Franz, the main hero of the novel is in this film, at least at the begining, Francis (Welket Bungué), a migrant from Guinea Bissau. The death of the Ida, which triggers the story and the hero’s attempt towards moral recovery the takes place in the opening scene of the film during an illegal crossing of the Mediterranean Sea. The decadent Berlin of the 1920s is replaced in this film by contemporary Berlin, with its bars and parties, but also with drug trafficking, prostitution and gang-controlled violence. The path to a decent life seems to be closed to immigrants marked by their different looks and cultures. The transformation of the hero from Francis into Franz, sardonic characterized by himself as an example of a German success story, goes through a pact with the devil embodied by his Mephistophelean friend Reinhold (Albrecht Schuch). Francis is one of those heroes who destroys everything he loves. The ties with the two women he meets – the exotic Eva (Annabelle Mandeng) and especially Mieze (Jella Haase), the beautiful high-class prostitute – could perhaps offer a chance of recovery if the two women were not, each in her way, also victims of a world that seems to be living its deception to postpone a catastrophe that seems imminent.

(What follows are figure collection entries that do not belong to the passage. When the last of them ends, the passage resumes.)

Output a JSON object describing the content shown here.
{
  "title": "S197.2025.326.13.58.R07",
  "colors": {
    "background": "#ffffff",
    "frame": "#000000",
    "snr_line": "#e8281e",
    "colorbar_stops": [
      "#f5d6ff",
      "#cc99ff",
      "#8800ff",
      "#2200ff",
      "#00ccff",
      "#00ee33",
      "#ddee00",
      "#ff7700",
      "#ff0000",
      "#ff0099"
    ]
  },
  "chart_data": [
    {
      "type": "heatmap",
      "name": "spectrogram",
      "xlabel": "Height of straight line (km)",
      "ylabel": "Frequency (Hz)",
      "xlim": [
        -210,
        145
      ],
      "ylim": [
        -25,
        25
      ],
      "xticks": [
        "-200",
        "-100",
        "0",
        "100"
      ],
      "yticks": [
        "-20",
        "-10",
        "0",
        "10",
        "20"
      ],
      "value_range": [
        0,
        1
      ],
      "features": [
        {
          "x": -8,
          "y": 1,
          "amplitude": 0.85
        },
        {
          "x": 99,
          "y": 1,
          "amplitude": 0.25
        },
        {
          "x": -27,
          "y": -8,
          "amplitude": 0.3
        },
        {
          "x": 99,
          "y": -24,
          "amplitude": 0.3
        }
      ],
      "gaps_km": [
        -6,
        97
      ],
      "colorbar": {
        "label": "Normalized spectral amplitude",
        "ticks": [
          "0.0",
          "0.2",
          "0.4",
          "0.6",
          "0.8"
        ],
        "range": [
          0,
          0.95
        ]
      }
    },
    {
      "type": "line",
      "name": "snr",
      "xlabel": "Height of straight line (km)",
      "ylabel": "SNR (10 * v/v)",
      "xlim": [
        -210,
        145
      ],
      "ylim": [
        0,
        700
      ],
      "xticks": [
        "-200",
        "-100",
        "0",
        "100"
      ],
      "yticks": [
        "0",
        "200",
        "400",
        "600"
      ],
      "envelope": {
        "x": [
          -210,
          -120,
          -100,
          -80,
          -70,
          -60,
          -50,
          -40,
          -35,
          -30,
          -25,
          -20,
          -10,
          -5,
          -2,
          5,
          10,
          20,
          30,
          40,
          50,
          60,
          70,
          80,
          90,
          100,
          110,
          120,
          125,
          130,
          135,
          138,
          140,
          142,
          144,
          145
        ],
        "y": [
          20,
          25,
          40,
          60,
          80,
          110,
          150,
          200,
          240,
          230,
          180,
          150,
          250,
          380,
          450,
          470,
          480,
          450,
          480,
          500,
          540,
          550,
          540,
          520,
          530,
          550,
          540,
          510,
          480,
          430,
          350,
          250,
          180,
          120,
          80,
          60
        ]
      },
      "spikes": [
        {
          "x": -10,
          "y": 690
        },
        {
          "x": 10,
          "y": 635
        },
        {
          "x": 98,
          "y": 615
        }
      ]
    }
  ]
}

This deeply pessimistic view dominates the film. Döblin‘s novel was written shortly before the rise of Nazism in Germany. The different and open Germany of today is less present on the screen. The epilogue seems to try to balance this approach a bit, but those who have read the book or seen Fassbinder‘s series know that it is a dream. The film has a screening time of three hours, but that was no problem for me because the characters are captivating and the story flows smoothly. The script and Eva’s off-screen voice use dialogue and text from the book, a collage scripting technique that works flawlessly. Welket Bungué creates an admirable Francis / Franz – a statuesque physique, a sensitive and dignified character, a man engaged in a struggle with little hope of success to recover morally and socially. Albrecht Schuch patners in an extremely complex Reinhold, a character of charismatic evil. The relationship between the two is characterized by friendship mixed with hatred, complicity in passions, debauchery and crime. The roles of the two women are a bit stingier in terms of the evolution of the characters, but the two actresses, like the rest of the cast, perform them admirably. The cinematography dominated by black and red of Yoshi Heimrath and the music of Dascha Dauenhauer perfectly serve the director’s intentions. With this film Burhan Qurbani won his place in the front line of the contemporary German directors. ‘Berlin Alexanderplatz‘ 2020 is his Berlin.